Kickstarter Spotlight: Swords & Wizardry Complete Rulebook 3rd Printing

TREASURE and glittering gems; dark places beneath the earth where monsters dwell; magic circles, pentagrams and pentacles; runes of evil import, and iron-banded doors of mouldering oak; wizards of vast power, living in their isolated towers above black seaside cliffs; great-horned demons in their bloody lairs; massive stone idols with jeweled eyes and hieroglyphic pedestals, carved in the distant eons before the young civilizations of humankind; strange and glowing orbs, floating in the air above rusted metal grates leading to deeper levels of the underground passageways…
It is about flying carpets and cursed blades, about hooded priests gathered for unspeakable rites in their forgotten temples; it is about adventure and about perilous undertakings, forcing back the evil creatures of Chaos from the borderlands of embattled civilization; it is about battle-scarred warriors and deadly sorcerers…
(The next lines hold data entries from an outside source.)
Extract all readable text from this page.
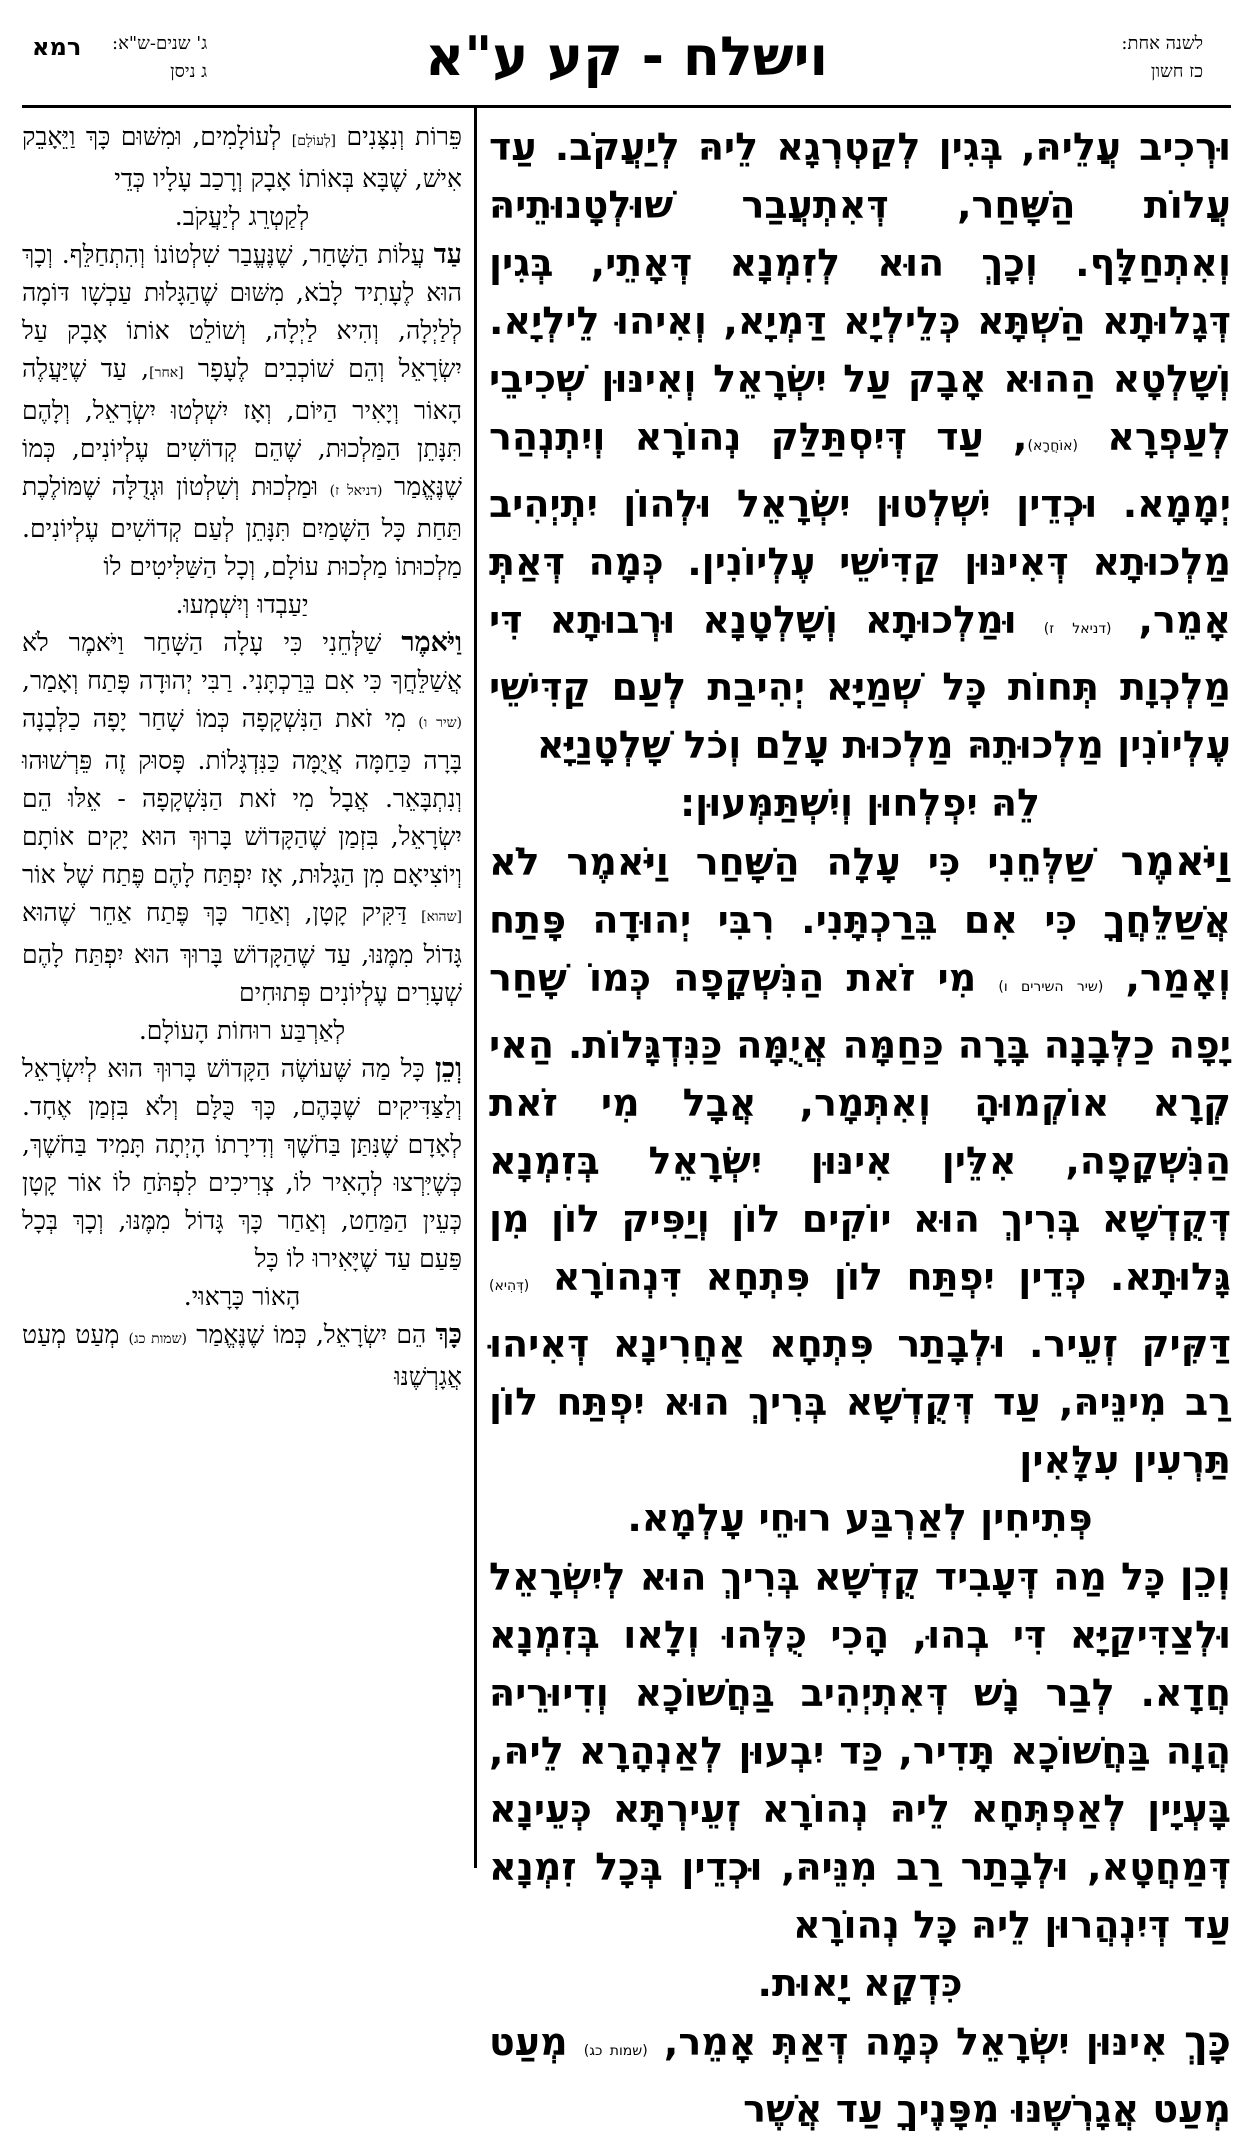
לשנה אחת:
כז חשון
וישלח - קע ע"א
ג' שנים-ש"א:
ג ניסן
רמא

וּרְכִיב עֲלֵיהּ, בְּגִין לְקַטְרְגָא לֵיהּ לְיַעֲקֹב. עַד עֲלוֹת הַשָּׁחַר, דְּאִתְעֲבַר שׁוּלְטָנוּתֵיהּ וְאִתְחַלָּף. וְכָךְ הוּא לְזִמְנָא דְּאָתֵי, בְּגִין דְּגָלוּתָא הַשְׁתָּא כְּלֵילְיָא דַּמְיָא, וְאִיהוּ לֵילְיָא. וְשָׁלְטָא הַהוּא אָבָק עַל יִשְׂרָאֵל וְאִינּוּן שְׁכִיבֵי לְעַפְרָא (אוֹחֲרָא), עַד דְּיִסְתַּלַּק נְהוֹרָא וְיִתְנְהַר יְמָמָא. וּכְדֵין יִשְׁלְטוּן יִשְׂרָאֵל וּלְהוֹן יִתְיְהִיב מַלְכוּתָא דְּאִינּוּן קַדִּישֵׁי עֶלְיוֹנִין. כְּמָה דְּאַתְּ אָמֵר, (דניאל ז) וּמַלְכוּתָא וְשָׁלְטָנָא וּרְבוּתָא דִּי מַלְכְוָת תְּחוֹת כָּל שְׁמַיָּא יְהִיבַת לְעַם קַדִּישֵׁי עֶלְיוֹנִין מַלְכוּתֵהּ מַלְכוּת עָלַם וְכֹל שָׁלְטָנַיָּא

לֵהּ יִפְלְחוּן וְיִשְׁתַּמְּעוּן:

וַיֹּאמֶר שַׁלְּחֵנִי כִּי עָלָה הַשָּׁחַר וַיֹּאמֶר לֹא אֲשַׁלֵּחֲךָ כִּי אִם בֵּרַכְתָּנִי. רִבִּי יְהוּדָה פָּתַח וְאָמַר, (שיר השירים ו) מִי זֹאת הַנִּשְׁקָפָה כְּמוֹ שָׁחַר יָפָה כַלְּבָנָה בָּרָה כַּחַמָּה אֲיֻמָּה כַּנִּדְגָּלוֹת. הַאי קְרָא אוֹקְמוּהָ וְאִתְּמָר, אֲבָל מִי זֹאת הַנִּשְׁקָפָה, אִלֵּין אִינּוּן יִשְׂרָאֵל בְּזִמְנָא דְּקֻדְשָׁא בְּרִיךְ הוּא יוֹקִים לוֹן וְיַפִּיק לוֹן מִן גָּלוּתָא. כְּדֵין יִפְתַּח לוֹן פִּתְחָא דִּנְהוֹרָא (דְּהִיא) דַּקִּיק זְעֵיר. וּלְבָתַר פִּתְחָא אַחֲרִינָא דְּאִיהוּ רַב מִינֵּיהּ, עַד דְּקֻדְשָׁא בְּרִיךְ הוּא יִפְתַּח לוֹן תַּרְעִין עִלָּאִין

פְּתִיחִין לְאַרְבַּע רוּחֵי עָלְמָא.

וְכֵן כָּל מַה דְּעָבִיד קֻדְשָׁא בְּרִיךְ הוּא לְיִשְׂרָאֵל וּלְצַדִּיקַיָּא דִּי בְהוּ, הָכִי כֻּלְּהוּ וְלָאו בְּזִמְנָא חֲדָא. לְבַר נָשׁ דְּאִתְיְהִיב בַּחֲשׁוֹכָא וְדִיוּרֵיהּ הֲוָה בַּחֲשׁוֹכָא תָּדִיר, כַּד יִבְעוּן לְאַנְהָרָא לֵיהּ, בָּעְיָין לְאַפְתְּחָא לֵיהּ נְהוֹרָא זְעֵירְתָּא כְּעֵינָא דְּמַחֲטָא, וּלְבָתַר רַב מִנֵּיהּ, וּכְדֵין בְּכָל זִמְנָא עַד דְּיִנְהֲרוּן לֵיהּ כָּל נְהוֹרָא

כִּדְקָא יָאוּת.

כָּךְ אִינּוּן יִשְׂרָאֵל כְּמָה דְּאַתְּ אָמֵר, (שמות כג) מְעַט מְעַט אֲגָרְשֶׁנּוּ מִפָּנֶיךָ עַד אֲשֶׁר

פֵּרוֹת וְנִצָּנִים [לְעוֹלָם] לְעוֹלָמִים, וּמִשּׁוּם כָּךְ וַיֵּאָבֵק אִישׁ, שֶׁבָּא בְּאוֹתוֹ אָבָק וְרָכַב עָלָיו כְּדֵי

לְקַטְרֵג לְיַעֲקֹב.

עַד עֲלוֹת הַשָּׁחַר, שֶׁנֶּעֱבַר שִׁלְטוֹנוֹ וְהִתְחַלֵּף. וְכָךְ הוּא לֶעָתִיד לָבֹא, מִשּׁוּם שֶׁהַגָּלוּת עַכְשָׁו דּוֹמָה לְלַיְלָה, וְהִיא לַיְלָה, וְשׁוֹלֵט אוֹתוֹ אָבָק עַל יִשְׂרָאֵל וְהֵם שׁוֹכְבִים לֶעָפָר [אחר], עַד שֶׁיַּעֲלֶה הָאוֹר וְיָאִיר הַיּוֹם, וְאָז יִשְׁלְטוּ יִשְׂרָאֵל, וְלָהֶם תִּנָּתֵן הַמַּלְכוּת, שֶׁהֵם קְדוֹשִׁים עֶלְיוֹנִים, כְּמוֹ שֶׁנֶּאֱמַר (דניאל ז) וּמַלְכוּת וְשִׁלְטוֹן וּגְדֻלָּה שֶׁמּוֹלֶכֶת תַּחַת כָּל הַשָּׁמַיִם תִּנָּתֵן לְעַם קְדוֹשִׁים עֶלְיוֹנִים. מַלְכוּתוֹ מַלְכוּת עוֹלָם, וְכָל הַשַּׁלִּיטִים לוֹ

יַעַבְדוּ וְיִשְׁמְעוּ.

וַיֹּאמֶר שַׁלְּחֵנִי כִּי עָלָה הַשָּׁחַר וַיֹּאמֶר לֹא אֲשַׁלֵּחֲךָ כִּי אִם בֵּרַכְתָּנִי. רַבִּי יְהוּדָה פָּתַח וְאָמַר, (שיר ו) מִי זֹאת הַנִּשְׁקָפָה כְּמוֹ שָׁחַר יָפָה כַלְּבָנָה בָּרָה כַּחַמָּה אֲיֻמָּה כַּנִּדְגָּלוֹת. פָּסוּק זֶה פֵּרְשׁוּהוּ וְנִתְבָּאֵר. אֲבָל מִי זֹאת הַנִּשְׁקָפָה - אֵלּוּ הֵם יִשְׂרָאֵל, בִּזְמַן שֶׁהַקָּדוֹשׁ בָּרוּךְ הוּא יָקִים אוֹתָם וְיוֹצִיאָם מִן הַגָּלוּת, אָז יִפְתַּח לָהֶם פֶּתַח שֶׁל אוֹר [שהוא] דַּקִּיק קָטָן, וְאַחַר כָּךְ פֶּתַח אַחֵר שֶׁהוּא גָּדוֹל מִמֶּנּוּ, עַד שֶׁהַקָּדוֹשׁ בָּרוּךְ הוּא יִפְתַּח לָהֶם שְׁעָרִים עֶלְיוֹנִים פְּתוּחִים

לְאַרְבַּע רוּחוֹת הָעוֹלָם.

וְכֵן כָּל מַה שֶּׁעוֹשֶׂה הַקָּדוֹשׁ בָּרוּךְ הוּא לְיִשְׂרָאֵל וְלַצַּדִּיקִים שֶׁבָּהֶם, כָּךְ כֻּלָּם וְלֹא בִּזְמַן אֶחָד. לְאָדָם שֶׁנִּתַּן בַּחֹשֶׁךְ וְדִירָתוֹ הָיְתָה תָּמִיד בַּחֹשֶׁךְ, כְּשֶׁיִּרְצוּ לְהָאִיר לוֹ, צְרִיכִים לִפְתֹּחַ לוֹ אוֹר קָטָן כְּעֵין הַמַּחַט, וְאַחַר כָּךְ גָּדוֹל מִמֶּנּוּ, וְכָךְ בְּכָל פַּעַם עַד שֶׁיָּאִירוּ לוֹ כָּל

הָאוֹר כָּרָאוּי.

כָּךְ הֵם יִשְׂרָאֵל, כְּמוֹ שֶׁנֶּאֱמַר (שמות כג) מְעַט מְעַט אֲגָרְשֶׁנּוּ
Over on Kickstarter a new printing of Swords & Wizardry from Frog God Games has appeared. This printing they are thinking of the problem of women in OSR (old school revival) gaming. Here's their take:
Given our goal of making the game more accessible, we hired – through Stacy – talent that coordinates with the goal. We asked Stacy to put together an all-woman team not as a societal goal, but because she had the chops to assemble the kind of team we wanted. This isn’t a “pink” edition of the rules. It’s the more-accessible next printing that we are targeting toward the mainstream market. It has always been our goal to get the open-ended rules of 1974-78 gaming into the mainstream, and this is our objective here. We think that Stacy’s team has hit this goal out of the ballpark, and we think you’ll agree.
I think it's a great goal and the new cover looks like a great, modern take on the genre:

The interior art and page borders stay true to OSR in general.

Why should you pick up Swords and Wizardry? It's a very very close clone of D&D first edition, the game that people played in the 70s and 80s. You can play classic modules and many OSR products like Barrowmaze, which I picked up in the recent Kickstarter, and I'm really excited to read over the winter.

Swords and Wizardry Complete is like playing D&D 1E with all the supplements. So you can play an Assassin, or Ranger. At $35, this project is a no brainer for fans of simple fantasy roleplaying games.